Limit-cycle vibrations on the aero-stable wing (experiment in the transonic wind tunnel in Göttingen)
In 2001/2002 the Institute of Aeroeleasticity carried out a series of tests in the Transonic Windtunnel Göttingen within the scope of the HGF-project Aerostability. Among other things, the flutter behaviour of a swept, 3D wing with a wingspan of 60 centimetres that was affixed on one side to the wind tunnel and made out of fibre-reinforced plastic (aerostable wing) was investigated. For this purpose, the flutter limit was deliberately exceeded several times, without resulting in structural failure. Stable limit cycle vibrations with a small amplitude, the so-called LCOs, could be observed.
Larger computing capacities and improved methods in the field of flow-structure coupling have been used since 2010 to retake the numerical modelling of the limit cycle vibration problems. The first challenge lay in reproducing the steady aeroelastic equilibrium state as it had occurred during the experiment. At this time, the measured pressure distribution in the three wing sections was available; however, there were no reliable deformation measurements of the deformed wing geometry under load. The 1D beam models of the wing structure used so far in the coupled simulation led to completely different pressure distributions as compared to the experiment. A breakthrough was achieved by using the new 3D Finite Elements Shell model of the wing. This model was created with the MOdGen generator on the basis of the original layer structure plan, and by completely taking into account the wind tunnel walls of the adaptive measuring section of the TWG in the CFD-simulation. It turned out that a previously excluded, but significant, deformation of the profile geometry in the form of a bulge on the upper side was responsible for the observed excessive acceleration of the flow (see figure, top right).
As part of the DLR project iGREEN, this hypothesis could be experimentally confirmed through the deformation measurements of the newly acquired stereo-photogrammetric measurement system PicColor, and the new structural model could be extensively validated – both statically and dynamically.
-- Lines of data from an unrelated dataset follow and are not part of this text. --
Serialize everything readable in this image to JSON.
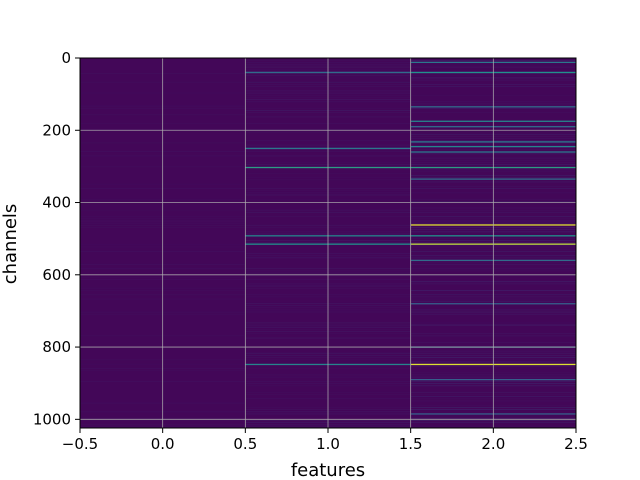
{
  "chart_data": {
    "type": "heatmap",
    "colormap": "viridis",
    "xlabel": "features",
    "ylabel": "channels",
    "xlim": [
      -0.5,
      2.5
    ],
    "ylim": [
      1024,
      0
    ],
    "y_inverted": true,
    "grid": true,
    "columns": [
      0,
      1,
      2
    ],
    "xticks": [
      -0.5,
      0.0,
      0.5,
      1.0,
      1.5,
      2.0,
      2.5
    ],
    "xtick_labels": [
      "−0.5",
      "0.0",
      "0.5",
      "1.0",
      "1.5",
      "2.0",
      "2.5"
    ],
    "yticks": [
      0,
      200,
      400,
      600,
      800,
      1000
    ],
    "ytick_labels": [
      "0",
      "200",
      "400",
      "600",
      "800",
      "1000"
    ],
    "value_range": [
      0,
      1
    ],
    "background_value": 0.02,
    "highlighted_rows": [
      {
        "feature": 1,
        "channel": 40,
        "value": 0.35
      },
      {
        "feature": 1,
        "channel": 250,
        "value": 0.4
      },
      {
        "feature": 1,
        "channel": 303,
        "value": 0.55
      },
      {
        "feature": 1,
        "channel": 492,
        "value": 0.45
      },
      {
        "feature": 1,
        "channel": 515,
        "value": 0.5
      },
      {
        "feature": 1,
        "channel": 848,
        "value": 0.45
      },
      {
        "feature": 2,
        "channel": 12,
        "value": 0.4
      },
      {
        "feature": 2,
        "channel": 40,
        "value": 0.5
      },
      {
        "feature": 2,
        "channel": 135,
        "value": 0.35
      },
      {
        "feature": 2,
        "channel": 175,
        "value": 0.45
      },
      {
        "feature": 2,
        "channel": 190,
        "value": 0.35
      },
      {
        "feature": 2,
        "channel": 232,
        "value": 0.4
      },
      {
        "feature": 2,
        "channel": 245,
        "value": 0.45
      },
      {
        "feature": 2,
        "channel": 260,
        "value": 0.4
      },
      {
        "feature": 2,
        "channel": 303,
        "value": 0.55
      },
      {
        "feature": 2,
        "channel": 335,
        "value": 0.35
      },
      {
        "feature": 2,
        "channel": 462,
        "value": 0.95
      },
      {
        "feature": 2,
        "channel": 492,
        "value": 0.5
      },
      {
        "feature": 2,
        "channel": 515,
        "value": 0.9
      },
      {
        "feature": 2,
        "channel": 560,
        "value": 0.35
      },
      {
        "feature": 2,
        "channel": 680,
        "value": 0.3
      },
      {
        "feature": 2,
        "channel": 800,
        "value": 0.35
      },
      {
        "feature": 2,
        "channel": 848,
        "value": 0.95
      },
      {
        "feature": 2,
        "channel": 890,
        "value": 0.3
      },
      {
        "feature": 2,
        "channel": 985,
        "value": 0.3
      }
    ]
  }
}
This was the starting point for steady-state flow-structure coupled time domain simulations, which among other things, led to the results shown in the middle figure to the right. The time signals of the shifting of a reference point in the wingtip can be seen both in the experimental data as well as in the data of two different simulations with different starting conditions. The amplitudes of the observed limit cycles show a remarkably good compliance taking the complexity of the problem into account.
The non-linear aeroelastic model thus considered to be validated next served as the starting point for the examination of the aerodynamic non-linearity or of the amplitude limiting mechanism. The figure at the bottom right shows the local net energy input during the LCO vibration period. Clearly apparent on the wingtip is the increasing effect of a weak and strong shock wave in the corresponding (unstable) steady solution. This fomentation is ultimately a consequence of the above mentioned steady profile deformation under a load.